O Governo deve, no caso de serem declaradas
inconstitucionais algumas das normas do OE, preparar soluções alternativas,
defende o social-democrata Nuno Morais Sarmento, lembrando que tal já aconteceu
no passado. O antigo ministro considera, em declarações ao programa “Falar
Claro” da Renascença, que é preciso ter “calma” e lembra que uma eventual
declaração de inconstitucionalidade de uma norma não determina a
inconstitucionalidade de todo o OE 2013.
“Um, dois, três artigos serem declarados
inconstitucionais, dependendo obviamente dos artigos, não determina a
inconstitucionalidade do Orçamento, nem o bloqueamento do Estado. Já aconteceu
várias vezes na história da democracia e, ainda que agora com um impacto maior,
se for esse o caso, cá estaremos para o resolver e para que o país funcione
normalmente”, afirma Nuno Morais Sarmento.
Para o socialista Vera Jardim, o Governo deve
procurar alternativas em caso de chumbo de alguma norma, mas não fica “ferido
de morte” para governar. O antigo ministro da Justiça disse ainda não ser
necessária qualquer revisão da lei fundamental. “Não é a Constituição que
representa um entrave à governação do país.”
PS diz que Governo fez “pressão ilegítima” sobre o
TC
O PS acusa o secretário de Estado do Orçamento de
ter exercido uma pressão ilegítima sobre o Tribunal Constitucional (TC) e exige
saber se o Primeiro-ministro subscreve a atitude assumida por Luís Morais
Sarmento aos microfones da Renascença.
A questão foi colocada pelo secretário nacional do
PS para a Organização, Miguel Laranjeiro, depois de Luís Morais Sarmento, em
entrevista à Renascença, ter admitido que se o TC decidir pela
inconstitucionalidade de algumas normas do OE 2013 pode estar em causa a
capacidade de Portugal cumprir o programa de ajuda externa.
“Estamos perante uma maioria arrogante e
desorientada também no que diz respeito à fiscalização da constitucionalidade
do Orçamento do Estado para 2013. O secretário de Estado do Orçamento fez
declarações inaceitáveis e que configuram uma pressão ilegítima sobre o
Tribunal Constitucional”, declarou, ontem, Laranjeiro.

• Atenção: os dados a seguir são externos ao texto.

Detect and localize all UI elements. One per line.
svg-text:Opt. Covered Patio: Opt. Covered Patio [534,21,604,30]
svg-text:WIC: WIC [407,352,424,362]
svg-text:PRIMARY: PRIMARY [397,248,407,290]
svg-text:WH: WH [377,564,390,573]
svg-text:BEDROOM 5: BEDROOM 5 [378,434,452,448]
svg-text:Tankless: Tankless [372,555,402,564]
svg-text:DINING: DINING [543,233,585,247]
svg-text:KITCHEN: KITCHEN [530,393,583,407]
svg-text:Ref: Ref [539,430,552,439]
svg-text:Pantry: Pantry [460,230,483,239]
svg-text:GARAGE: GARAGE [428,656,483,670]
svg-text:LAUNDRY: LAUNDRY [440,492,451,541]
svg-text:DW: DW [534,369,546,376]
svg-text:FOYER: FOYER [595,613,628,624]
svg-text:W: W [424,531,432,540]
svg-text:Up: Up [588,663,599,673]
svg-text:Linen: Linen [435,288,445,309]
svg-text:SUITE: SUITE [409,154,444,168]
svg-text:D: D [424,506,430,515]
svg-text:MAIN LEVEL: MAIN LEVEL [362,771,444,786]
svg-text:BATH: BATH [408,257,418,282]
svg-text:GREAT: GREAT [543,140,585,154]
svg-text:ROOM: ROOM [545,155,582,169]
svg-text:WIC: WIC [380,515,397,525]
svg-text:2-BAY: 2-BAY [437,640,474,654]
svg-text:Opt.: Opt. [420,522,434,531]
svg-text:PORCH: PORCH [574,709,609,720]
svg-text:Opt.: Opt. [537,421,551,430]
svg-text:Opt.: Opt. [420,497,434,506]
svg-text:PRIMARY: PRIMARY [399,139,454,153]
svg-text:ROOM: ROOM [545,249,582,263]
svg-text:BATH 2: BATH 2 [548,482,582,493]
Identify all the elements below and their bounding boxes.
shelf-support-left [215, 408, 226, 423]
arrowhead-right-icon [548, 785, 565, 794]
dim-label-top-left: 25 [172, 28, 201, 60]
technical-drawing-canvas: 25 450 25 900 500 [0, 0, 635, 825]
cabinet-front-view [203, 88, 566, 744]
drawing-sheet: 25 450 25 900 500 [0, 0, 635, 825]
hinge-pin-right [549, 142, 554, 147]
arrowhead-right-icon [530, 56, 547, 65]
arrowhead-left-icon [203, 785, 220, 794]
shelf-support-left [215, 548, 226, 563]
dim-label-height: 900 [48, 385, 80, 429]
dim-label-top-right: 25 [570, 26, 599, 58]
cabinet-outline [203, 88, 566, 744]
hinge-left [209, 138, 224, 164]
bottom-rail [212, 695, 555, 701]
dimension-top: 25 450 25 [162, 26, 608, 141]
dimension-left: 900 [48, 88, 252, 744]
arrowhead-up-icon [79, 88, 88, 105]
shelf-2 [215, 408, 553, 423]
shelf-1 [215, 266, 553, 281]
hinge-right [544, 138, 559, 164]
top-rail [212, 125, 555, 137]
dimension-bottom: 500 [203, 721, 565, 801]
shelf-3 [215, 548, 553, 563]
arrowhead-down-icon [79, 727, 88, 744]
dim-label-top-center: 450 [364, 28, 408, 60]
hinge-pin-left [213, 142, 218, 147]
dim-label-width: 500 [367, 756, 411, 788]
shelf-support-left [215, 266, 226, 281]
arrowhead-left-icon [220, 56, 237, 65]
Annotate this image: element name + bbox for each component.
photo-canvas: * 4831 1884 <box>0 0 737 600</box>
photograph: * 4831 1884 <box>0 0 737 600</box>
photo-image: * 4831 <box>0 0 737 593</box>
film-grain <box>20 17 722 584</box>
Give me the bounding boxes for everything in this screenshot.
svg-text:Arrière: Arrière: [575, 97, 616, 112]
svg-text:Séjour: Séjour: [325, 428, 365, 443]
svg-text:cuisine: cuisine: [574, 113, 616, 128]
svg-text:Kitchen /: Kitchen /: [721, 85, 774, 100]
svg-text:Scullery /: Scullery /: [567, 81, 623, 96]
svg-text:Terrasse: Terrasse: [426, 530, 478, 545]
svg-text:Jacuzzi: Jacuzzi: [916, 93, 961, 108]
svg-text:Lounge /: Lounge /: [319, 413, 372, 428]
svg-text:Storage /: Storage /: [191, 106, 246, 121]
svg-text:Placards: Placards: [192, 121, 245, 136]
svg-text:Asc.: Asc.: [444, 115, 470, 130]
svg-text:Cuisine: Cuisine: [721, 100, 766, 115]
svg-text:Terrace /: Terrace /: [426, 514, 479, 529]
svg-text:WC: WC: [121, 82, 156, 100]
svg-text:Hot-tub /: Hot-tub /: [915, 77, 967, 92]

“O Primeiro-ministro deve dizer aos portugueses se
subscreve as declarações do seu membro do Governo. Se nada disser, então estará
a aceitar uma pressão do Governo sobre um tribunal, o que não é de todo
aceitável em democracia”, sustentou.
Interrogado sobre quais as alternativas que o PS
irá propor caso algumas das normas do Orçamento do Estado para 2013 sejam
consideradas inconstitucionais, Miguel Laranjeiro contrapôs que antes de tudo
importa esperar pela decisão do TC.
O PCP e o Bloco de Esquerda vão mais longe e
defendem que o Primeiro-ministro deve um pedido de desculpas ao país.
Comunistas e bloquistas dizem que as declarações de Luís Morais Sarmento à
Renascença são uma “inaceitável pressão” sobre o TC.
“As afirmações do secretário de Estado do Orçamento
são uma forma de pressão política sobre um tribunal soberano”, critica Luís
Fazenda, do Bloco de Esquerda.
As afirmações de Morais Sarmento “vinculam o
Governo, que está neste momento num silêncio inaceitável”, aponta o deputado
bloquista. Fazenda defende ainda que o Primeiro-ministro “devia pedir desculpas
ao país. Ou bem que este aceita a Constituição ou não manda recados através de
secretários de Estado para que haja uma circunstância em que o programa da
troika, em que a intervenção externa colide com um texto constitucional
fundamental”, atira.
O deputado do Bloco prestou declarações na altura
em que seu partido, o PCP e Os Verdes entregaram um pedido conjunto de
fiscalização sucessiva do OE. No documento são questionadas dez normas,
incluindo dúvidas sobre as alterações ao IRS.